1. We separated separated ephemeral users from "static" base roles.
   
   
   
   • For each Vault role, we'd maintain a single persistent NOLOGIN Postgres role. (e.g. foo-service). This Postgres role received the GRANTs to schema/DB/table/function and would own objects like tables. This allowed us to avoid re-issuing GRANTs when creating ephemeral users. We'd update that base role's permissions as part of deploying new Vault policies.
   
   
   • Ephemeral users (e.g. foo-service-1871937491) were created with INHERIT, and were granted to that parent role. (e.g.GRANT foo-service TO foo-service-1871937491).
   
   
2. When creating these base roles and the ephemeral roles, or updating the GRANTs, we'd wrap those in a role-specific pg_advisory_xact_lock, whose ID was based on the hashed role name.

The above was accomplished by factoring those into PLPGSQL procedures that could be called directly from Vault's provisioning statement, which didn't allow PLPSQL itself.

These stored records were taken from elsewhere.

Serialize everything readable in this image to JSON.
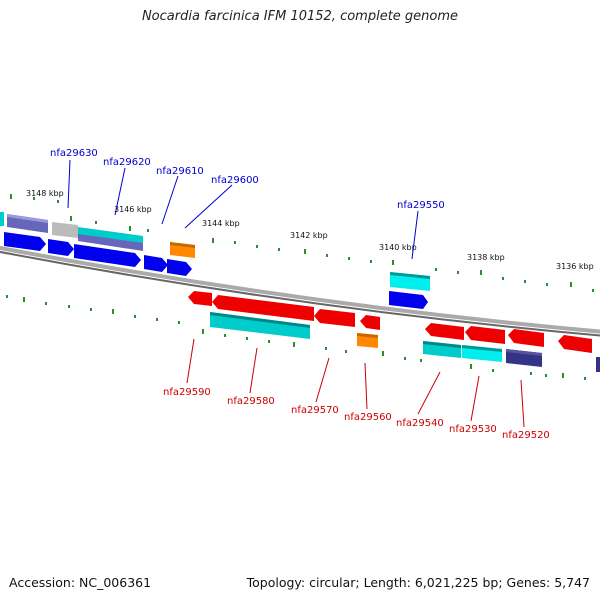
{
  "title": "Nocardia farcinica IFM 10152, complete genome",
  "footer": {
    "accession": "Accession: NC_006361",
    "summary": "Topology: circular; Length: 6,021,225 bp; Genes: 5,747"
  },
  "colors": {
    "forward_label": "#0000cc",
    "reverse_label": "#cc0000",
    "tick": "#2e8b2e",
    "backbone": "#888888",
    "blue": "#0000ee",
    "red": "#ee0000",
    "cyan": "#00cccc",
    "orange": "#ff8800",
    "slate": "#6666bb",
    "navy": "#333388",
    "gray": "#bbbbbb"
  },
  "scale": {
    "kbp_labels": [
      "3148 kbp",
      "3146 kbp",
      "3144 kbp",
      "3142 kbp",
      "3140 kbp",
      "3138 kbp",
      "3136 kbp"
    ]
  },
  "genes": {
    "forward_labels": [
      "nfa29630",
      "nfa29620",
      "nfa29610",
      "nfa29600",
      "nfa29550"
    ],
    "reverse_labels": [
      "nfa29590",
      "nfa29580",
      "nfa29570",
      "nfa29560",
      "nfa29540",
      "nfa29530",
      "nfa29520"
    ]
  }
}
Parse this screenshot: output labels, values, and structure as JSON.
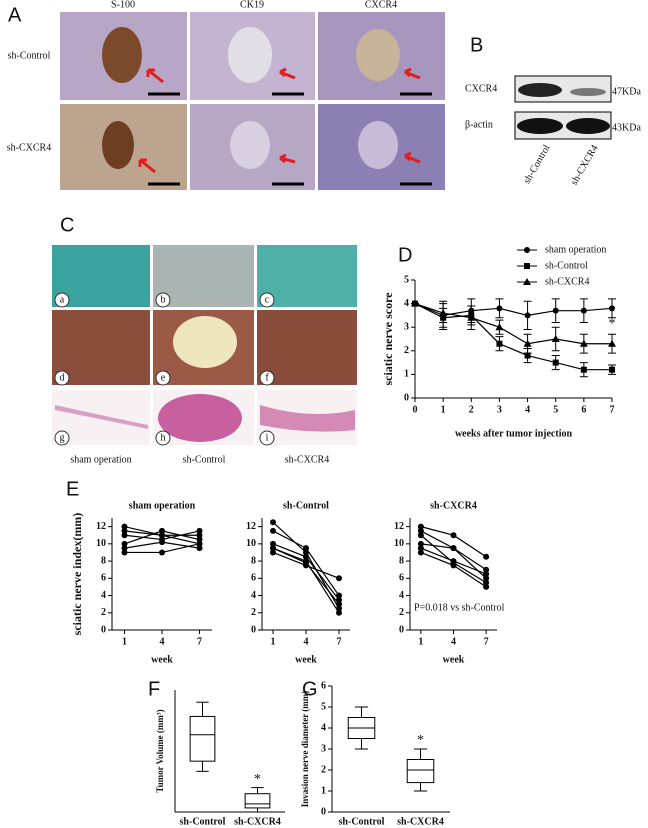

This meant that the actual Vault provisioning statement was something like:

SELECT provision_ephemeral_role(
  'foo-service', '{{name}}', '{{password}}', '{{expiration}}');

The provision_ephemeral_role would do, roughly:

CREATE FUNCTION provision_ephemeral_role(base_role_name VARCHAR, name VARCHAR, password VARCHAR, expiration VARCHAR)
  RETURNS VOID
AS $$
  BEGIN
    PERFORM pg_advisory_xact_lock('x' || lpad(encode(digest(base_role_name, 'sha256'), 'hex'), 16, '0'))::BIT(64)::BIGINT);
    EXECUTE FORMAT('CREATE ROLE %I WITH INHERIT LOGIN PASSWORD %L VALID UNTIL %L', name, password, expiration);
    EXECUTE FORMAT('GRANT %I TO vault WITH ADMIN OPTION', name);
    EXECUTE FORMAT('GRANT %I TO %I', base_role_name, name);
  END
$$
LANGUAGE PLPGSQL;

In addition to https://github.com/hashicorp/vault/issues/1857#issuecomment-250992526:

Regarding the use of large objects in this scenario, I got "permission denied for large object".
The reason and solutions are explained here: https://dba.stackexchange.com/questions/147607/postgres-large-objects-multiple-users

For me, the following solution worked well so far:

ALTER ROLE \"{{name}}\" SET role = $persistent_role_name;

By having this in the role config for vault, it is made sure that the correct owner (the persistent Postgres role) is not only set for migration scripts, but also when creating LOBs.